The evaluation of cognitive complaints remains an important, but difficult, issue in neuropsychiatric diagnoses. Although objective demonstration of cognitive deficit is always helpful and is the gold standard against which other diagnostic methods must be measured, clinical mental status testing is often too brief to pick up subtle changes, and detailed neu- ropsychological testing is not available in many clinical settings. Furthermore, as discussed, there appear to be many instances in which subjective complaint is more sensitive than objective testing in predicting subsequent progression to organic dementia. The reverse situation, in which patients and sometimes caregivers are unaware of cognitive deficits that are plainly apparent on mental status testing, is another impediment to timely diagnosis.
The problem of delayed diagnosis of dementia probably can be overcome to some extent by better public awareness and by having general physicians routinely question patients and family members about cognition and by testing patients for cognitive symptoms. The problem of differentiating benign from pathological cognitive complaints is a much more difficult issue to resolve. There is a striking lack of hard data to confirm or disprove traditional clinical teachings regarding this issue.

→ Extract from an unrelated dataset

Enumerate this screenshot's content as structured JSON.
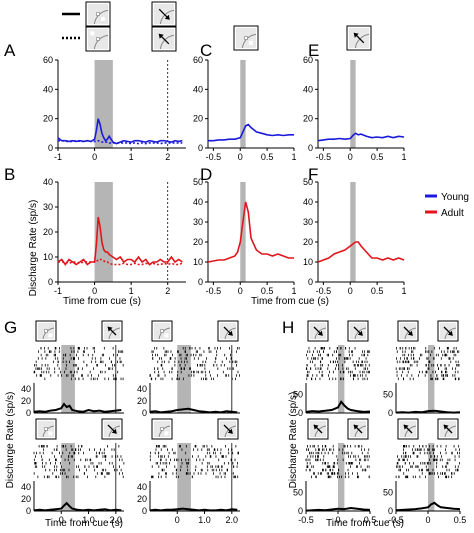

Although numerous memory and cognitive questionnaires exist,21-23 these instruments typically provide an overall quantitative measure of cognitive complaint. Perhaps studies that examine qualitative patterns of memory complaint will provide the diagnostician with helpful information in distinguishing benign cognitive complaints from complaints heralding incipient dementia. Until reliable and predictive biomarkers of neurodegenerative diseases become available, it remains up to the clinician, using traditional clinical techniques, to make these important distinctions.